Research cloud services that could reduce technical complexity. Calculate migration costs vs. ongoing savings.

Investigate specialists for one-off projects (security assessment, network audit, compliance review). Compare project costs to ongoing risk exposure.

Week 3: Build Business Case

Present the numbers to your decision makers:

  • Current Dave model costs (including hidden costs and risks)

  • Professional support model costs

  • Risk mitigation value

  • Strategic opportunity value

Include real examples of businesses that suffered disasters due to inadequate IT support. Quantify the potential impact on your organisation.

Week 4: Begin Transition

Start with areas where Dave is weakest or most at risk. Usually security monitoring and emergency support.

Implement basic improvements that reduce Dave's workload: cloud email, automated backup, help desk ticketing system.

Begin documentation process to reduce knowledge concentration risk.

The Bottom Line: Economics Don't Lie

The single Dave model isn't economical. It's expensive incompetence disguised as cost savings.

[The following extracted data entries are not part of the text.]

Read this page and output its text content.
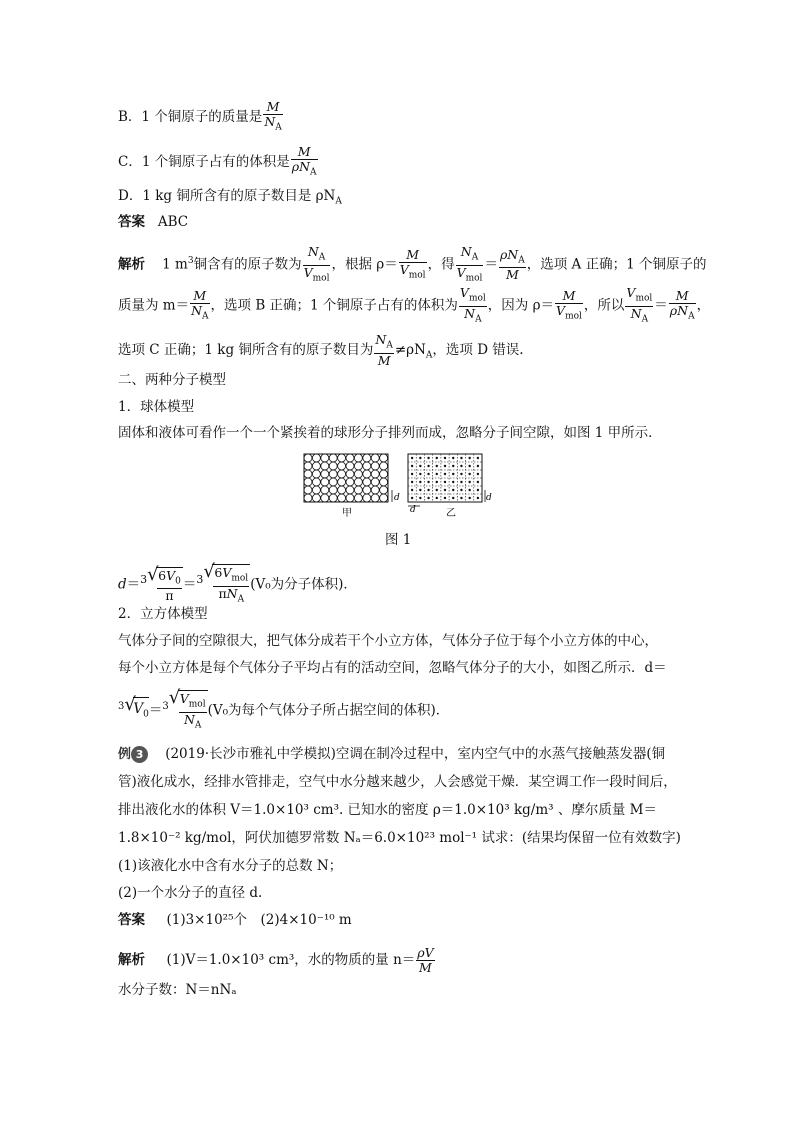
B．1 个铜原子的质量是 $\frac{M}{N_A}$
C．1 个铜原子占有的体积是 $\frac{M}{\rho N_A}$
D．1 kg 铜所含有的原子数目是 $\rho N_A$
答案 ABC
解析 1 $m^3$铜含有的原子数为 $\frac{N_A}{V_{mol}}$ ，根据 $\rho= \frac{M}{V_{mol}}$ ，得 $\frac{N_A}{V_{mol}} = \frac{\rho N_A}{M}$ ，选项 A 正确；1 个铜原子的
质量为 $m= \frac{M}{N_A}$ ，选项 B 正确；1 个铜原子占有的体积为 $\frac{V_{mol}}{N_A}$ ，因为 $\rho= \frac{M}{V_{mol}}$ ，所以 $\frac{V_{mol}}{N_A} = \frac{M}{\rho N_A}$ ，
选项 C 正确；1 kg 铜所含有的原子数目为 $\frac{N_A}{M} \ne\rho N_A$，选项 D 错误.
二、两种分子模型
1．球体模型
固体和液体可看作一个一个紧挨着的球形分子排列而成，忽略分子间空隙，如图 1 甲所示．
d
甲	d
d
乙
图 1
d＝$^3$ √ $\frac{6V_0}{\pi} =^3$ √ $\frac{6V_{mol}}{\pi N_A} (V_0$为分子体积)．
2．立方体模型
气体分子间的空隙很大，把气体分成若干个小立方体，气体分子位于每个小立方体的中心，
每个小立方体是每个气体分子平均占有的活动空间，忽略气体分子的大小，如图乙所示．d＝
$^3$ √ $V_0=^3$ √ $\frac{V_{mol}}{N_A} (V_0$为每个气体分子所占据空间的体积)．
例 3 (2019·长沙市雅礼中学模拟)空调在制冷过程中，室内空气中的水蒸气接触蒸发器(铜
管)液化成水，经排水管排走，空气中水分越来越少，人会感觉干燥．某空调工作一段时间后，
排出液化水的体积 V＝1.0×10³ cm³. 已知水的密度 ρ＝1.0×10³ kg/m³ 、摩尔质量 M＝
1.8×10⁻² kg/mol，阿伏加德罗常数 Nₐ＝6.0×10²³ mol⁻¹ 试求：(结果均保留一位有效数字)
(1)该液化水中含有水分子的总数 N；
(2)一个水分子的直径 d.
答案 (1)3×10²⁵个　(2)4×10⁻¹⁰ m
解析 (1)V＝1.0×10³ cm³，水的物质的量 $n= \frac{\rho V}{M}$
水分子数：N＝nNₐ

You're demanding £400k+ worth of specialist expertise for £50k salary. You're ignoring hidden costs, opportunity costs, and crisis risks. You're comparing inadequate coverage to proper coverage and choosing inadequate because it appears cheaper.

The mathematics are brutal and unavoidable:

  • Dave model true cost: £137k annually + £180k crisis risk

  • Professional support model: £85k annually + minimal crisis risk

The "expensive" option saves money while delivering better results.

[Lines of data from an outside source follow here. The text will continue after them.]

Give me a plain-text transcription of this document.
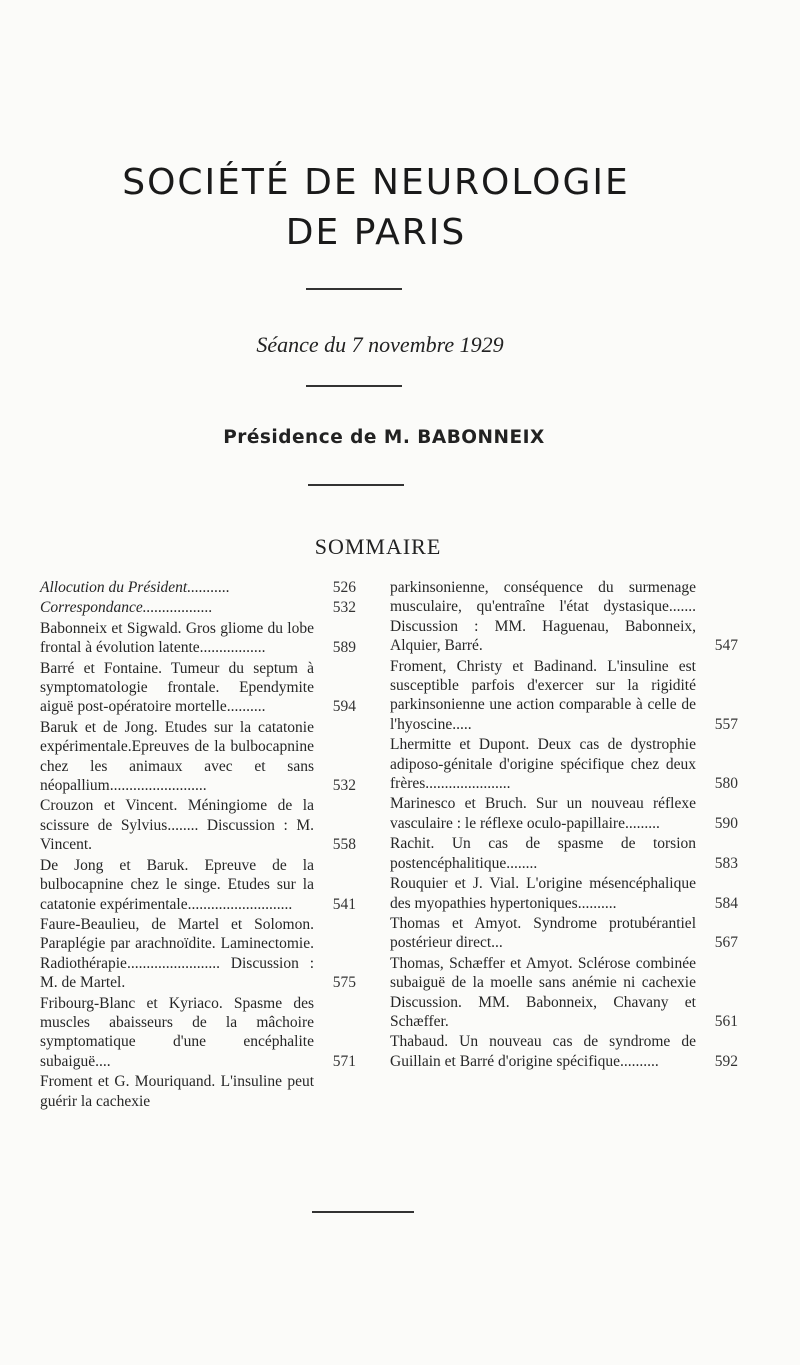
SOCIÉTÉ DE NEUROLOGIE
DE PARIS
Séance du 7 novembre 1929
Présidence de M. BABONNEIX
SOMMAIRE
Allocution du Président...........	526
Correspondance..................	532
Babonneix et Sigwald. Gros gliome du lobe frontal à évolution latente.................	589
Barré et Fontaine. Tumeur du septum à symptomatologie frontale. Ependymite aiguë post-opératoire mortelle..........	594
Baruk et de Jong. Etudes sur la catatonie expérimentale.Epreuves de la bulbocapnine chez les animaux avec et sans néopallium.........................	532
Crouzon et Vincent. Méningiome de la scissure de Sylvius........ Discussion : M. Vincent.	558
De Jong et Baruk. Epreuve de la bulbocapnine chez le singe. Etudes sur la catatonie expérimentale...........................	541
Faure-Beaulieu, de Martel et Solomon. Paraplégie par arachnoïdite. Laminectomie. Radiothérapie........................ Discussion : M. de Martel.	575
Fribourg-Blanc et Kyriaco. Spasme des muscles abaisseurs de la mâchoire symptomatique d'une encéphalite subaiguë....	571
Froment et G. Mouriquand. L'insuline peut guérir la cachexie
parkinsonienne, conséquence du surmenage musculaire, qu'entraîne l'état dystasique....... Discussion : MM. Haguenau, Babonneix, Alquier, Barré.	547
Froment, Christy et Badinand. L'insuline est susceptible parfois d'exercer sur la rigidité parkinsonienne une action comparable à celle de l'hyoscine.....	557
Lhermitte et Dupont. Deux cas de dystrophie adiposo-génitale d'origine spécifique chez deux frères......................	580
Marinesco et Bruch. Sur un nouveau réflexe vasculaire : le réflexe oculo-papillaire.........	590
Rachit. Un cas de spasme de torsion postencéphalitique........	583
Rouquier et J. Vial. L'origine mésencéphalique des myopathies hypertoniques..........	584
Thomas et Amyot. Syndrome protubérantiel postérieur direct...	567
Thomas, Schæffer et Amyot. Sclérose combinée subaiguë de la moelle sans anémie ni cachexie Discussion. MM. Babonneix, Chavany et Schæffer.	561
Thabaud. Un nouveau cas de syndrome de Guillain et Barré d'origine spécifique..........	592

Stop expecting miracles from mortals. Start investing in proper IT support before your financial delusion becomes financial disaster.

Noel Bradford

Noel Bradford – Head of Technology at Equate Group, Professional Bullshit Detector, and Full-Time IT Cynic

As Head of Technology at Equate Group, my job description is technically “keeping the lights on,” but in reality, it’s more like “stopping people from setting their own house on fire.” With over 40 years in tech, I’ve seen every IT horror story imaginable—most of them self-inflicted by people who think cybersecurity is just installing antivirus and praying to Saint Norton.

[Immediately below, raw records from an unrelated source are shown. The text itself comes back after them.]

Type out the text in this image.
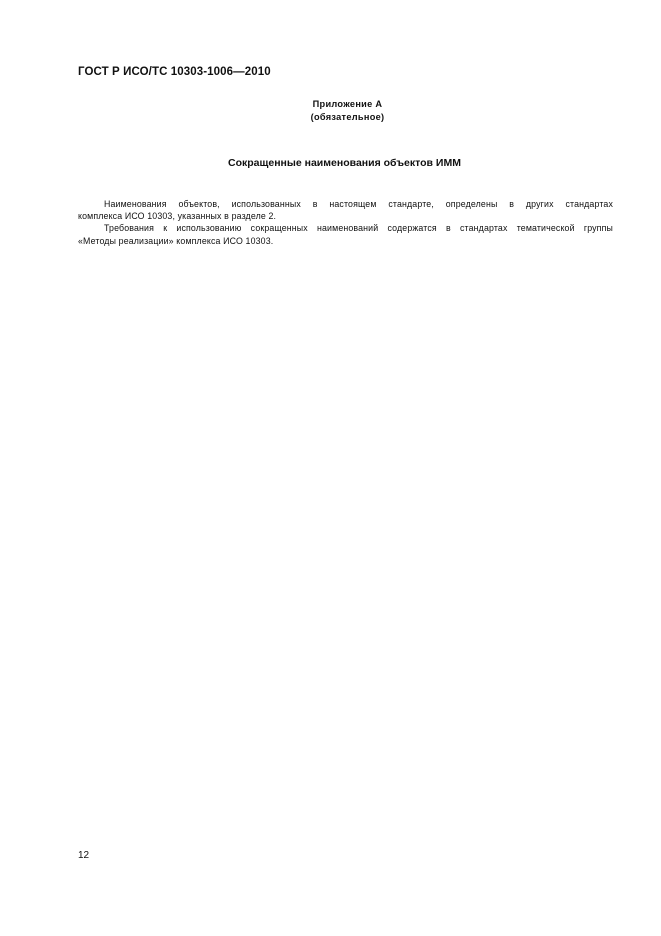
ГОСТ Р ИСО/ТС 10303-1006—2010
Приложение А
(обязательное)
Сокращенные наименования объектов ИММ

Наименования объектов, использованных в настоящем стандарте, определены в других стандартах
комплекса ИСО 10303, указанных в разделе 2.

Требования к использованию сокращенных наименований содержатся в стандартах тематической группы
«Методы реализации» комплекса ИСО 10303.

12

I specialise in cybersecurity for UK businesses, which usually means explaining the difference between ‘MFA’ and ‘WTF’ to directors who still write their passwords on Post-it notes. On Tuesdays, I also help further education colleges navigate Cyber Essentials certification, a process so unnecessarily painful it makes root canal surgery look fun.

My natural habitat? Server rooms held together with zip ties and misplaced optimism, where every cable run is a “temporary fix” from 2012. My mortal enemies? Unmanaged switches, backups that only exist in someone’s imagination, and users who think clicking “Enable Macros” is just fine because it makes the spreadsheet work.

I’m blunt, sarcastic, and genuinely allergic to bullshit. If you want gentle hand-holding and reassuring corporate waffle, you’re in the wrong place. If you want someone who’ll fix your IT, tell you exactly why it broke, and throw in some unsolicited life advice, I’m your man.

Technology isn’t hard. People make it hard. And they make me drink.